Несколько долгих мгновений она лежала, бессмысленно глядя перед собой, будто бы прислушиваясь к миру вокруг и к своим внутренним ощущениям.
– Ну, ни черта себе! – выдал Гриша, разрушив хрупкий момент тишины, повисший тонкой нитью между почти случившейся трагедией и наступившим спасением.
Я
– Черти не имеют к этому никакого отношения, – мне стало смешно. – А вот я – да.
Кое-как подползла к маме.
И когда она повернула ко мне голову, поприветствовала её с улыбкой:
– Добро пожаловать домой, Ваше Величество.
На красивом лице отразилась растерянность.

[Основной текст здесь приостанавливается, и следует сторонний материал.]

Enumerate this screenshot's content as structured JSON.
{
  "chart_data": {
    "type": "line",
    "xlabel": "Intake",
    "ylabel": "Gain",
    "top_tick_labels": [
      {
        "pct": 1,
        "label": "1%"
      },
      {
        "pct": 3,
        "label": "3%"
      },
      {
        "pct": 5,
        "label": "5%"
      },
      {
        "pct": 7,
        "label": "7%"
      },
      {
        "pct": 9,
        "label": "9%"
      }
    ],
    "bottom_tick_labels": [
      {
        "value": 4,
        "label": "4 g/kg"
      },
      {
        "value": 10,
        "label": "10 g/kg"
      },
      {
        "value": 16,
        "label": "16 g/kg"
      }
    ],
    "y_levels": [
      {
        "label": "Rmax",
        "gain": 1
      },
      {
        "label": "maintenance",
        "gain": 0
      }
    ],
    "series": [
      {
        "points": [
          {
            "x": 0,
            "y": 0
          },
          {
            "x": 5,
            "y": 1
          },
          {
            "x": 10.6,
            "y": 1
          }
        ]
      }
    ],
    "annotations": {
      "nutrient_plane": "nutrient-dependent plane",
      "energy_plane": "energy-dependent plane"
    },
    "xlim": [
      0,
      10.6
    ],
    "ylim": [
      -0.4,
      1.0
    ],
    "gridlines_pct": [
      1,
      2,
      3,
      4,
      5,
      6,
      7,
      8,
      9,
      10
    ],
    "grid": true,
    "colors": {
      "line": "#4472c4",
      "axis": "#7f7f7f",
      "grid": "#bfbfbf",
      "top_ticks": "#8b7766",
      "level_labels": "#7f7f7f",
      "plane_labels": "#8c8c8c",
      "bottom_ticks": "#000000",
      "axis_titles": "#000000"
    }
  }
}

Столько непонимания было в её взгляде.
Она даже не знала, кто я.
– Что случилось? – сипло спросила королева, двигаясь так, словно не чувствовала собственных рук и ног.
Я помогла ей сесть, поддерживая за плечи, хотя сама с трудом шевелилась.
– Жрица погибла, – ограничилась кратким объяснением, понимая, что длинные монологи она сейчас просто не сможет осознать. – Теперь ты свободна, мама. Я вернула тебя, – горячие слезы заполнили глаза, горло жгло и трудно было дышать. – Я тебя вернула…
Великое зло. И великое добро. Кажется, мне удалось совершить и то, и другое.
Королева подняла светлый, чистый взгляд, оглядела стоящих рядом оборотня и музу, сущность которых разглядела сразу же, а после повернулась ко мне.
– Вы…, – нерешительно начала она голосом, в котором мне слышался перезвон золотых колокольчиков, завывание летящего над барханами жаркого ветра и шелест пробегающего сквозь пальцы шелка. – Вы моя дочь?
***
С замиранием сердца я слушала тоскливую трель флейты, которая неслась над нами, собравшимся в поселении клана банши. Под ногами – утоптанная многими поколениями воинов плотная черная земля, над нами – замкнутое, затянутое размыто-серыми облаками небо, которое будто бы никак не могло определиться, хочет ли оно излиться дождем или нет.
Рядом со мной стояли банши из клана Нисы. Взрослые крепкие мужчины с мозолистыми грубыми руками и обветренными лицами. Под стать им были коротко стриженные женщины, чья готовность в любой момент встать под ружье читалась в уверенных позах с по-военному заложенными за спину руками.
Еще тут были мальчишки и девчонки, с чьих забавных мордашек жизнь пока не успела стереть остатки детства, но они уже ощущали себя членами своего пусть небольшого, но древнего сообщества, как ощущали и всю тяжесть происходящего.
В самых задних рядах стояли те, кто приближался к закату своей жизни – седовласые мужчины и женщины с глубокими морщинами и понимающими глазами. Они составляли лишь малую горстку от всего клана, потому как банши в принципе редко доживали до старости. Но вокруг них будто витала та огромная мудрость, что накопилась за столетия бытия. Как и все, они были одеты в траурные белые одежды и каждый держал в руке по ярко-алому цветку паучьей лилии, символу невосполнимой потери.
Мы молча стояли на площади для собраний, куда жители поселения сходились для обсуждения значимых решений, проведения прямых голосований, заключения брачных союзов и… прощания с погибшими.